Usai sholat tahajjud, Haris segera berkemas. Kami berangkat sebelum
shubuh ke terminal. Memang cukup jauh, jarak antara kos dengan terminal.
Memakan hampir 1 setengah jam perjalanan.
Sampai
di terminal, adzan shubuh berkumandang, seruan itu membuatku lega, aku masih
bertemu dengan shubuh. “Zul, shubuh dulu ya?”, “Ya dong.”, Haris benar-benar
berubah dalam kedipan mata.
Kami melaksanakan sholat shubuh
berjama’ah di masjid dekat terminal. Setelah selesai sholat, aku langsung
keluar masjid. Aku tengok kanan kiri, Haris tak ada. Ternyata ia masih di dalam
masjid. Ia keluar setelah aku menunggunya selaa 5 menit. “Ayo Zul!”, “Hati-hati
Ris nanti dalam perjalanan, jangan lupa dzikir, sebisamu lah dzikir apa. Maaf
selama ini aku egois, belum mengajarkan ilmu yang aku dapat padamu.”, ‘Tak apa,
setelah pulang dari kampung halaman, ajari aku banyak hal tentang Islam.”,
“InsyaaAllah”.
Sampai didepan masjid, Haris
menengok ke arah kiri dan berteriak, “Awas!!!”. Ia berlari menyelamatkan
ibu-ibu paruh baya yang nyaris tertabrak mobil, didorongnya ibu itu, dan Haris
tertabrak mobil hingga tubuhnya terpental dan terguling beberapa meter.
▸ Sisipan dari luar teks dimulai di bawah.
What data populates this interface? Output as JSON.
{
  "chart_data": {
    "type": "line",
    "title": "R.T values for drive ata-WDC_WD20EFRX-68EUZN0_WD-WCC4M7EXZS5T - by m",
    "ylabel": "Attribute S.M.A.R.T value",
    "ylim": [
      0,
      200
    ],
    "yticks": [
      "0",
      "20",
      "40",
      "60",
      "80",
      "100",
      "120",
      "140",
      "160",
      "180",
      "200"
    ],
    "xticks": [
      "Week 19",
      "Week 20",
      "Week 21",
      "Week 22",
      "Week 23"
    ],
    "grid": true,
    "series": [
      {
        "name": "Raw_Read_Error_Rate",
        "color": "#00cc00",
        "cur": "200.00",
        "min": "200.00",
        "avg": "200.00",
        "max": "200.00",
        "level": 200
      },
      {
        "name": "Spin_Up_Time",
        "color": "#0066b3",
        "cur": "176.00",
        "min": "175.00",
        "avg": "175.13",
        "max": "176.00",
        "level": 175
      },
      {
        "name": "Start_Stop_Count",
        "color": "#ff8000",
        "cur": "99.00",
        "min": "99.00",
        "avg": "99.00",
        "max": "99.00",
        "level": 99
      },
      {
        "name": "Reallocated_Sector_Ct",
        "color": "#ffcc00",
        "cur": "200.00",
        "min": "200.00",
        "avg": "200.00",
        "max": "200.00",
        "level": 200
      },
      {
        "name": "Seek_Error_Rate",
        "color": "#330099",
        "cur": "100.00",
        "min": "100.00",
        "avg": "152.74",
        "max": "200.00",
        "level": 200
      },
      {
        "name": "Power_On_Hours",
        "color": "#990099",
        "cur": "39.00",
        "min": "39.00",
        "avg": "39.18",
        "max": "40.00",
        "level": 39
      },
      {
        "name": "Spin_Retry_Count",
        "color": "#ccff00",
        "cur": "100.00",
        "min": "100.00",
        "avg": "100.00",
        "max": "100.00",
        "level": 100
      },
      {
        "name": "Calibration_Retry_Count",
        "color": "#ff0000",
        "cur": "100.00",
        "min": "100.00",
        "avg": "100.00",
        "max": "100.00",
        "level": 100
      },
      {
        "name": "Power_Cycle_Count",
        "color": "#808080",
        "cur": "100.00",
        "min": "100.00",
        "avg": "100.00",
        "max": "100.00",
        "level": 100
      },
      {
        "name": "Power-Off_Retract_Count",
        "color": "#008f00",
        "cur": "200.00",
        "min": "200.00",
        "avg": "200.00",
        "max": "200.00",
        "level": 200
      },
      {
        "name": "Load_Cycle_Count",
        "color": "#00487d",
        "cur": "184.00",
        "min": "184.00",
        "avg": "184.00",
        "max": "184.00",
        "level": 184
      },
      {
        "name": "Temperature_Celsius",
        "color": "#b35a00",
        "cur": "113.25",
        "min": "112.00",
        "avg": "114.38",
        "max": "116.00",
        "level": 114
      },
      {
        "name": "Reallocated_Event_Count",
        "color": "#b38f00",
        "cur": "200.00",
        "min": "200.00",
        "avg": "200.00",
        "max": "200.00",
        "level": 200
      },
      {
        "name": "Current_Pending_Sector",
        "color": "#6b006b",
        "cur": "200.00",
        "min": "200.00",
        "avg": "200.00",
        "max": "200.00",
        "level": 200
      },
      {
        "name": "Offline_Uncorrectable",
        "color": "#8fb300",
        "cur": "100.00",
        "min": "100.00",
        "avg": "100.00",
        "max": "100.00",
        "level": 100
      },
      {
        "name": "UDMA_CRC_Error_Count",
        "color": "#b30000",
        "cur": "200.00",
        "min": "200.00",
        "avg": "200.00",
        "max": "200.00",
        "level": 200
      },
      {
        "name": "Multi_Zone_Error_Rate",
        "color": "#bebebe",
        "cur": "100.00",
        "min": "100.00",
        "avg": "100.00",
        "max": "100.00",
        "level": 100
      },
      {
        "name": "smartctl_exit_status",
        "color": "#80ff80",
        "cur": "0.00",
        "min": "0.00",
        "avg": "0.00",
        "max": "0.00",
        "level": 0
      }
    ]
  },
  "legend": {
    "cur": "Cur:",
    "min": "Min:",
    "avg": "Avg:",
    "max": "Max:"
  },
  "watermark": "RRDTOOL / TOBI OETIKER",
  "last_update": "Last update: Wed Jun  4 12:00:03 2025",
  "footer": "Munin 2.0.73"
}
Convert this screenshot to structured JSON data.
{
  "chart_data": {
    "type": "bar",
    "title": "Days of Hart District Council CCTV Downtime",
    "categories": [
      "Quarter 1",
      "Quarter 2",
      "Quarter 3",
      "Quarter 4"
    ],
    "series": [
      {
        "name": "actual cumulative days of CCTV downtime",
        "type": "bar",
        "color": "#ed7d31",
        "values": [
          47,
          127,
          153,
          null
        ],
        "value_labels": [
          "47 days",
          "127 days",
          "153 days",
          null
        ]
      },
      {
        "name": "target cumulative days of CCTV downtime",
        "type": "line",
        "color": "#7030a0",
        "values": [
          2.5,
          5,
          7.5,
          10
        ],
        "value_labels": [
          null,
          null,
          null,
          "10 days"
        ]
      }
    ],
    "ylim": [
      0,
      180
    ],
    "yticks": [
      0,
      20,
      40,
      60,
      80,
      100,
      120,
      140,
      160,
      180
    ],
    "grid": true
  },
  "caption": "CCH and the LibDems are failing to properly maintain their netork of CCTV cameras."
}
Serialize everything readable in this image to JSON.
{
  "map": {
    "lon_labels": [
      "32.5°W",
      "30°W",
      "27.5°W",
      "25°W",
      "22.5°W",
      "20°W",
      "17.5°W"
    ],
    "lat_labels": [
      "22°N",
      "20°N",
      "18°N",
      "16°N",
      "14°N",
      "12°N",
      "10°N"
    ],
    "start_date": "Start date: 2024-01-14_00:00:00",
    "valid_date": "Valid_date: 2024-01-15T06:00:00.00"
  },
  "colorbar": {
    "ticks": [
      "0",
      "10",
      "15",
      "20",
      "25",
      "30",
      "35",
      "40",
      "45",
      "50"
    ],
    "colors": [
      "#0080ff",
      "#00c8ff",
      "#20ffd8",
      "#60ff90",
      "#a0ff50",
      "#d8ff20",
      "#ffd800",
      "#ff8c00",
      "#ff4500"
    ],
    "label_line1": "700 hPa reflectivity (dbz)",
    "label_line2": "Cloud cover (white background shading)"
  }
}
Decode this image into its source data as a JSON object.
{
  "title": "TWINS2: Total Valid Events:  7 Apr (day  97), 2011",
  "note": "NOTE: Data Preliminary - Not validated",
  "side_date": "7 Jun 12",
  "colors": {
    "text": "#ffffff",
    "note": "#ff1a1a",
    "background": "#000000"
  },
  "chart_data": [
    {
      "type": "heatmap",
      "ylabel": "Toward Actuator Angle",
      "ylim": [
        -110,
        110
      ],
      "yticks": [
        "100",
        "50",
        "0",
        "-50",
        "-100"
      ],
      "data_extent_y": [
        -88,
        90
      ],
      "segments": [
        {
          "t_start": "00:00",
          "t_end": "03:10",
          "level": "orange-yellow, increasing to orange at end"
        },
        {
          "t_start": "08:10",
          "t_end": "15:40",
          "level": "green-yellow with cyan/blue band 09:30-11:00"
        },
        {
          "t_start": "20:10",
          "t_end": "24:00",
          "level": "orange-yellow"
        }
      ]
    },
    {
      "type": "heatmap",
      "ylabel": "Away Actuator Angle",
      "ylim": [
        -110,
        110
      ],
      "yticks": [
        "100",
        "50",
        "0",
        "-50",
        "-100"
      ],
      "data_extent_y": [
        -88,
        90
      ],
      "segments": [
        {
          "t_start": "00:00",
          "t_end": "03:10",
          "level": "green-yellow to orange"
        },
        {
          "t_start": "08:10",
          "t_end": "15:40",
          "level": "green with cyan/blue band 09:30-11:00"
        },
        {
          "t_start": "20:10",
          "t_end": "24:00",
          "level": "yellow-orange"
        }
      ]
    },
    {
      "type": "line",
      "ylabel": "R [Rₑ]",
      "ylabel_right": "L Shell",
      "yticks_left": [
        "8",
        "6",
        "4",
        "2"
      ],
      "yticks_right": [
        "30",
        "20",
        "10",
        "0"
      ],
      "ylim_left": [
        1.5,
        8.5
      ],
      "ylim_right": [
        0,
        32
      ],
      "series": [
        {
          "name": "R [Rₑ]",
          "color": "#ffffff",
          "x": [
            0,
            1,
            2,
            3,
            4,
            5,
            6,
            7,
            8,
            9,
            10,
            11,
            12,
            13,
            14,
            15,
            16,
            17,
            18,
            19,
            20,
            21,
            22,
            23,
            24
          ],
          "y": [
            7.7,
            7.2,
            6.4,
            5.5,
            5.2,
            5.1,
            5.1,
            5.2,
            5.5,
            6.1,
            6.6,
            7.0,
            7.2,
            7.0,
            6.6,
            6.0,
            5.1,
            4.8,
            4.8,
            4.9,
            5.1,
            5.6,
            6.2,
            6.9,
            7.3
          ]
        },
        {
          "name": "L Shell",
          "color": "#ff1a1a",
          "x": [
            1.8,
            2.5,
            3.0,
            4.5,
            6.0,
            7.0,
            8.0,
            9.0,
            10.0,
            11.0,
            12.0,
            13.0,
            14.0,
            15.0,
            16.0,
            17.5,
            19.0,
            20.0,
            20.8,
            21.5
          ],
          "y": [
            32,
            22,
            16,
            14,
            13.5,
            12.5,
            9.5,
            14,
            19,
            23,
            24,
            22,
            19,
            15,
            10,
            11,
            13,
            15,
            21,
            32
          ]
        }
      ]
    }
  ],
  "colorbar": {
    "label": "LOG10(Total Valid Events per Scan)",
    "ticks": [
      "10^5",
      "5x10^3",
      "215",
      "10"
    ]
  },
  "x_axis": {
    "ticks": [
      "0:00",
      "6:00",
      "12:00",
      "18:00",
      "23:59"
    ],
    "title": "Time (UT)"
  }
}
“Allahuakbar, Haris!!!”. Aku berlari mendatangi Haris, kepalanya terbentur
aspal, hingga darah segar mengalir
dipelipisnya, mulutnya pun penuh darah. Ia hanya diam. Tak mengucapkan apapun.
Beberapa detik aku baru meletakkannya dipangkuanku, nafas akhirnya berhembus.
“Innalillahi wa innailaihi rooji’un”.